The algorithms are named variational because the optimization process, which is similar to machine learning, changes the algorithm on the fly. It adjusts parameters and logic gates in order to reduce the cost function, which is a mathematical expression that expresses how successfully the algorithm completed the task. When the cost function achieves its lowest feasible value, the issue is solved.

Quantum computers will alter the data security environment. Despite the fact that quantum computers will be capable of cracking many of today’s encryption systems, it is expected that they would develop hack-proof alternatives. The atoms in these computers are extremely delicate, and any disturbance produces decoherence.
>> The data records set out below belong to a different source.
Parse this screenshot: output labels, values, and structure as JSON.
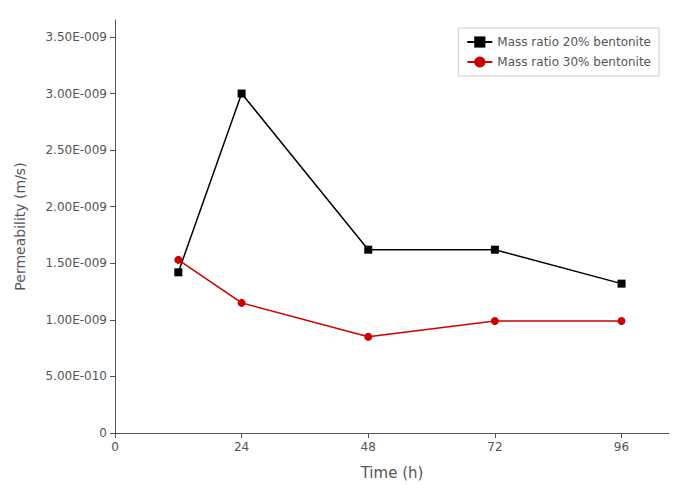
{
  "chart_data": {
    "type": "line",
    "xlabel": "Time (h)",
    "ylabel": "Permeability (m/s)",
    "x": [
      12,
      24,
      48,
      72,
      96
    ],
    "series": [
      {
        "name": "Mass ratio 20% bentonite",
        "color": "#000000",
        "marker": "square",
        "values": [
          1.42e-09,
          3e-09,
          1.62e-09,
          1.62e-09,
          1.32e-09
        ]
      },
      {
        "name": "Mass ratio 30% bentonite",
        "color": "#cc0000",
        "marker": "circle",
        "values": [
          1.53e-09,
          1.15e-09,
          8.5e-10,
          9.9e-10,
          9.9e-10
        ]
      }
    ],
    "xlim": [
      0,
      105
    ],
    "xticks": [
      0,
      24,
      48,
      72,
      96
    ],
    "ylim": [
      0,
      3.65e-09
    ],
    "yticks": [
      0,
      {
        "value": 5e-10,
        "label": "5.00E-010"
      },
      {
        "value": 1e-09,
        "label": "1.00E-009"
      },
      {
        "value": 1.5e-09,
        "label": "1.50E-009"
      },
      {
        "value": 2e-09,
        "label": "2.00E-009"
      },
      {
        "value": 2.5e-09,
        "label": "2.50E-009"
      },
      {
        "value": 3e-09,
        "label": "3.00E-009"
      },
      {
        "value": 3.5e-09,
        "label": "3.50E-009"
      }
    ],
    "grid": false,
    "legend": "upper right"
  }
}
The quantum computer estimates the cost function in an iterative function in the variational quantum method, then transmits the result back to the classical computer. After that, the classical computer modifies the input parameters and transmits them to the quantum computer, which repeats the optimization process.

Expect machine learning to speed exponentially if a stable quantum computer is built, potentially cutting the time it takes to answer a problem from hundreds of thousands of years to seconds. The review paper is intended to serve as a thorough introduction and educational resource for researchers who are just getting started in this subject.

The authors go into all of the algorithms’ applications and how they function, as well as obstacles, pitfalls, and how to avoid them. Finally, it considers the greatest chances for gaining quantum advantage on machines that will be accessible in the next years.